James Cameron

Caroline McCredie/Getty Images for Beyond Films & Label Distribution

Avec deux suites d'Avatar enchaînées et le reboot de Terminator qui se prépare, James Cameron n'a pas tellement de temps libre. Et pourtant, le célèbre réalisateur a trouvé le temps de remettre une couche sur les commentaires controversés qu'il a faits en août, quand il a dit que Wonder Woman était "un pas en arrière" et que l'héroïne, incarnée par Gal Gadot, était "une icône réduite au statut d'objet".

À l'époque, Cameron a fait référence au personnage de Linda Hamilton dans Terminator, Sarah Connor, comme étant la protagoniste idéale car elle n'était pas "une icône de la beauté". La réalisatrice de Wonder Woman, Patty Jenkins, a répondu sur Twitter, en disant : "L'incapacité qu'a James Cameron à comprendre ce que représente ou les valeurs que défend Wonder Woman n'est pas étonnante puisque [...] ce n'est pas une femme." De plus, Jenkins a déclaré : "Il n'y a pas d'ordre établi quant aux femmes fortes." 

Interrogé par le Hollywood Reporter sur une multitude de sujets ce mercredi, Cameron a déclaré qu'il continuait de "défendre" les remarques qu'il a faites.

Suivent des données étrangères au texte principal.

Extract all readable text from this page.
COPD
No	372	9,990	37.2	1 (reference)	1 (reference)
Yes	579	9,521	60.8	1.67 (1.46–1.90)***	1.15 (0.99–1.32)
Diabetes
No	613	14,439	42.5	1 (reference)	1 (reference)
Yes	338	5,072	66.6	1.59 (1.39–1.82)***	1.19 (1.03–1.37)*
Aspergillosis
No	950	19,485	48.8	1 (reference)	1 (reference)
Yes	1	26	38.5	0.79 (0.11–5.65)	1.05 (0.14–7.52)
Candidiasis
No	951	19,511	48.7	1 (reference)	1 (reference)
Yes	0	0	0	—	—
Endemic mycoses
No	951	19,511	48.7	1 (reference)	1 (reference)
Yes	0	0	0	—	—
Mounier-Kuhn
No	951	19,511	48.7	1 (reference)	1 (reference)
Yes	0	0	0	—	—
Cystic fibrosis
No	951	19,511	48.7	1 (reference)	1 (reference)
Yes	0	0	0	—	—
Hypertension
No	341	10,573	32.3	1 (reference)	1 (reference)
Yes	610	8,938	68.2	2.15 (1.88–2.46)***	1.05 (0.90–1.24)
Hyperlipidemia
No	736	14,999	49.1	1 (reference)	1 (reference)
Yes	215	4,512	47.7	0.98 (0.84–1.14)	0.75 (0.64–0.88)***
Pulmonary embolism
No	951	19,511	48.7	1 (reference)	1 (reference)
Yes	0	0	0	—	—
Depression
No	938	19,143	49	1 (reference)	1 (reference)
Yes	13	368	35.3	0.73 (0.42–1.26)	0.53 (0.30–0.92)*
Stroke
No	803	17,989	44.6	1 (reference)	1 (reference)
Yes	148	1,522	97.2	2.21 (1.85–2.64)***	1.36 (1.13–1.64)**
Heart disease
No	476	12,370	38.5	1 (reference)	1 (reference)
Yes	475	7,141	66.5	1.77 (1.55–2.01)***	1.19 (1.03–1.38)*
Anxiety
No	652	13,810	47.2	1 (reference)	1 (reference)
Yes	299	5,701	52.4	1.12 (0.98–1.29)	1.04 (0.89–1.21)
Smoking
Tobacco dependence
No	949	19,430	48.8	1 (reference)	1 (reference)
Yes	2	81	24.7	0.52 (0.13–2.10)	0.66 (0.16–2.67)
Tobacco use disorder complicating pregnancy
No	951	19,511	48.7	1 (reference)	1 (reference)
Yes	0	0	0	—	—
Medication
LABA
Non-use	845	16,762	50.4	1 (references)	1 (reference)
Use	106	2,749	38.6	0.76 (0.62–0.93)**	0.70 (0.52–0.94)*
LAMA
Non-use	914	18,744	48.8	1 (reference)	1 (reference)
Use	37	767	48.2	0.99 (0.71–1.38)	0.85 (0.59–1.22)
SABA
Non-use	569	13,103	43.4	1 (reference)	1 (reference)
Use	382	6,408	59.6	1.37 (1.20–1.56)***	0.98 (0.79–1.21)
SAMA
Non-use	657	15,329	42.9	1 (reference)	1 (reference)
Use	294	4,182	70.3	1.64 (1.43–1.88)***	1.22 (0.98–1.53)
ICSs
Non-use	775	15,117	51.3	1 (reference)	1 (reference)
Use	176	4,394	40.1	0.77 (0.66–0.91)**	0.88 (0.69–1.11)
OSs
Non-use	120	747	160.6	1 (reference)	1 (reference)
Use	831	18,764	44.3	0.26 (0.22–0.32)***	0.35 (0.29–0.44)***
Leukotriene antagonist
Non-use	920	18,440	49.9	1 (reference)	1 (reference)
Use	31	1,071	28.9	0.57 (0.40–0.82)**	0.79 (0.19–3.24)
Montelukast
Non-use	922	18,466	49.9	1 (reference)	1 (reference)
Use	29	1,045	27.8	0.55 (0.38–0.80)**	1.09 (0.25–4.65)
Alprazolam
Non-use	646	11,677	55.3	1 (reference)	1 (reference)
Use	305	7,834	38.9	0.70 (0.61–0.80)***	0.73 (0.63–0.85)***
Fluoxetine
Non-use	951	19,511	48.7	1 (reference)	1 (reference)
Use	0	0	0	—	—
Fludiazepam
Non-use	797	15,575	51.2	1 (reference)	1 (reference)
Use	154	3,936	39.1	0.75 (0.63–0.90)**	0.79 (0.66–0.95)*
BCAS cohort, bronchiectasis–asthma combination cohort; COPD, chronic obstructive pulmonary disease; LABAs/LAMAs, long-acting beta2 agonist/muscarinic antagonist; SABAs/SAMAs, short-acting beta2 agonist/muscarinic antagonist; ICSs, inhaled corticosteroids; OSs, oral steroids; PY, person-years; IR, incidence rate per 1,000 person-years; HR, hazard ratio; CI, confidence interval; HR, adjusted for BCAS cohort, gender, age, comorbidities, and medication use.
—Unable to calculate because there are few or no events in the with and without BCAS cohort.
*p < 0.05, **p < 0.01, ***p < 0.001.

Se référant à Gadot, il a ajouté : "Franchement, c'était Miss Israël, et elle portait un costume très moulant avec un bustier. Elle est belle à tomber. Mais pour moi, ça n'a rien de novateur. Raquel Welch a fait des trucs du même genre dans les années 60. C'était plus pour dire que Sarah Connor — que Linda a incarnée en 1991 — était révolutionnaire pour son époque, elle était même presque en avance sur son temps. Je ne pense pas que ce film soit en avance sur son temps parce qu'on ne [confie toujours pas ce type de rôles aux femmes]."

James Cameron, The Hollywood Reporter

The Hollywood Reporter

Gal Gadot, Patty Jenkins, Wonder Woman

Warner Bros.

Cameron a reconnu qu'Hamilton était "belle", mais contrairement à la Wonder Woman de Gabot, "elle n'était pas traitée comme un objet sexuel. Il n'y avait rien de sexuel dans son personnage".

Au contraire, a insisté Cameron, Sarah Connor avait un attrait "fou et compliqué" lié à "son angoisse existentielle", "sa détermination" et "sa volonté". Contrairement aux autres rôles qu'on confiait aux femmes, a-t-il déclaré, "elle n'était pas là pour qu'on s'extasie sur elle ou qu'on la déshabille du regard". "Mais à la fin du film, le public l'adorait."

"Même si j'applaudis Patty pour avoir réalisé ce film et j'applaudis Hollywood d'avoir «laissé» une femme prendre le contrôle d'une grande franchise d'action, je n'ai rien trouvé de très novateur dans Wonder Woman. J'ai trouvé que c'était un bon film. Point barre", a-t-il lancé. "J'ai été choqué de voir que mes premières remarques avaient été sujet à controverse. C'était évident dans mon esprit. Je ne pense pas qu'Hollywood sache vraiment où placer les femmes dans les grandes franchises. Dans les films dramatiques, elles se sont faites une place. Mais dès qu'on les met dans un grand film d'action, on pense qu'elles doivent plaire aux garçons de 18 ans ou de 14 ans, peu importe. Mes commentaires étaient peut-être un peu simplistes, mais je ne les retire pas, et je vais même y ajouter un détail : le fait que, sexuellement, elle ait la main sur le personnage masculin, j'ai trouvé ça amusant."

Jenkins n'a pas encore répondu aux nouvelles remarques de Cameron.

En novembre, on reverra Gadot dans son rôle héroïque pour le Justice League de la Warner. Jenkins dirigera à nouveau l'actrice dans la suite de Wonder Woman, dont la sortie en salles est prévue le 18 décembre 2019.